Détruire, disent-ils, il faut s’attaquer à la Constitution. Par exemple à l’excellent 49-3 qui permet au gouvernement de gouverner (une hérésie, on en conviendra). Haro sur Élisabeth Borne donc pour en avoir usé largement. Pas souvenir que la presse de gauche ait vilipendé le recordman en la matière, un certain Michel Rocard. Qu’imaginer de plus pour affaiblir encore le système ? La proportionnelle pardi ! Elle fait des ravages en Israël où elle est intégrale. Elle a fait merveille sous la IVème. L’un des trois mandats du bon Henri Queuille a duré dix jours. Barnier est loin du compte.
À ce niveau d’abdication, on rend les armes.
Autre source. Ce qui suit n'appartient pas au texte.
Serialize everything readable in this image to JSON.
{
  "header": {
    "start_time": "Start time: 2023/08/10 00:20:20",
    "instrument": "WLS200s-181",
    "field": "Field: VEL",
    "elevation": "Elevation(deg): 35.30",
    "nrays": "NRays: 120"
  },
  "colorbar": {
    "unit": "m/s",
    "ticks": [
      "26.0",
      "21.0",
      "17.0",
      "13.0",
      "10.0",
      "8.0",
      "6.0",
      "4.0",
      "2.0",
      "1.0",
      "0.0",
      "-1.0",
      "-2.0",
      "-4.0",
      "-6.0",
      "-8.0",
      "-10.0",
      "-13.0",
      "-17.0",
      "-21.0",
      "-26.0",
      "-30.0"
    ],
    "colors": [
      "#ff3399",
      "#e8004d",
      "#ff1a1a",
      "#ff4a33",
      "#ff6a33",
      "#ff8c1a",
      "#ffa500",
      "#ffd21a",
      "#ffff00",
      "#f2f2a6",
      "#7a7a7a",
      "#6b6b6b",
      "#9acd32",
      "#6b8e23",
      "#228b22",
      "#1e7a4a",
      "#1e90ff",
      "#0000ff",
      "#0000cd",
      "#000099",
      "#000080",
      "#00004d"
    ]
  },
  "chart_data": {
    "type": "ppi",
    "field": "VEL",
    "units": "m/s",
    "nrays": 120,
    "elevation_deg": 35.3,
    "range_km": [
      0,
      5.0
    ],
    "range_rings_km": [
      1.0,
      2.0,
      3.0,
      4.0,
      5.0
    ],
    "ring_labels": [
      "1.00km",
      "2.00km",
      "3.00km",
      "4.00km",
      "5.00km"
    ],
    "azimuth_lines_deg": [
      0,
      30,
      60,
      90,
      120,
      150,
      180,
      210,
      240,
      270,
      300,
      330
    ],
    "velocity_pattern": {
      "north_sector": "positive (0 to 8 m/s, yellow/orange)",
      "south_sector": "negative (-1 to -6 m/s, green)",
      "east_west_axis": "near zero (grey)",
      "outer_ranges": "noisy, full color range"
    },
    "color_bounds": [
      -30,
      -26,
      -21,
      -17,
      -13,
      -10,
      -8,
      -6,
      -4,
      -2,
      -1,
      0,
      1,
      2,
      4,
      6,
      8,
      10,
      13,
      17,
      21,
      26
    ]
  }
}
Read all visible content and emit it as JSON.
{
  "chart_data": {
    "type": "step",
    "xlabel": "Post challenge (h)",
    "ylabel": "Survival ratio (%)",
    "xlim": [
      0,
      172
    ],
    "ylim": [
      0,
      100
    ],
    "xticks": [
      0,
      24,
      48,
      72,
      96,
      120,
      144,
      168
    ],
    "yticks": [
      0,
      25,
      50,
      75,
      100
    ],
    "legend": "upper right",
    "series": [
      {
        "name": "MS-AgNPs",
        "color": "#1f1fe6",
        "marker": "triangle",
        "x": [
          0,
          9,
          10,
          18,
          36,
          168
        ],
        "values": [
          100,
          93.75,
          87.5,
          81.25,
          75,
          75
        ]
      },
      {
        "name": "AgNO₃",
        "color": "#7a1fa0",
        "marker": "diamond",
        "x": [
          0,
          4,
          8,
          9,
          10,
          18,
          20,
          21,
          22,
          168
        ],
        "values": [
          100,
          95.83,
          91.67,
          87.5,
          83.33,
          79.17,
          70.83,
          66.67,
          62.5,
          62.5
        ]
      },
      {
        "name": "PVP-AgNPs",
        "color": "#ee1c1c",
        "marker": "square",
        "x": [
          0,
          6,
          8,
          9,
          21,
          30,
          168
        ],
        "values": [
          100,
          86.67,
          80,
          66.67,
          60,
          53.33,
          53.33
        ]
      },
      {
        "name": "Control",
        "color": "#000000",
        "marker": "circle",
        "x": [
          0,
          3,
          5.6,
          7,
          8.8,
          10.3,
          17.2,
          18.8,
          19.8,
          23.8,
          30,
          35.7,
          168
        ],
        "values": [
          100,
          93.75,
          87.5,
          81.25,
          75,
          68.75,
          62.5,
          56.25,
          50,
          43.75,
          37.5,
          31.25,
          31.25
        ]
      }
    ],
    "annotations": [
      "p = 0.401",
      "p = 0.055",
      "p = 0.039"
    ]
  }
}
Nous voilà en phase terminale avec une Épiphanie touchante du parti socialiste faisant mine de découvrir la vraie nature de Mélenchon (sept ans de réflexion, tout de même) et un viatique désormais officiel : le Renoncement collectif. Renoncement à la censure et au 49-3. Et même à de nouvelles législatives anticipées (sérieusement ?). Avec, une fois de plus, le sophisme de l’inversion accusatoire. Les boutiques multiplient les injonctions contradictoires et cela devient pour les show runners survoltés de la politique que sont désormais les réseaux et les TV all news : « Macron n’arrive pas à se décider »! Finalement le Président se résout à un choix par défaut, François Bayrou plutôt que Sébastien Lecornu. Le Vieux Monde tient sa revanche. En voie d’épuisement, la classe politique française est tentée par un Seppuku collectif en entrant dans l’ère du Ni-Ni-Ni : ni participation, ni soutien, ni censure.
Encore un mot sur Notre Dame : pourquoi Macron a réussi l’impossible ? En court-circuitant les Comités Théodule et en faisant le bon choix d’un vrai patron, le Général Georgelin. En somme en appliquant dans l’esprit l’article 16 de la Constitution.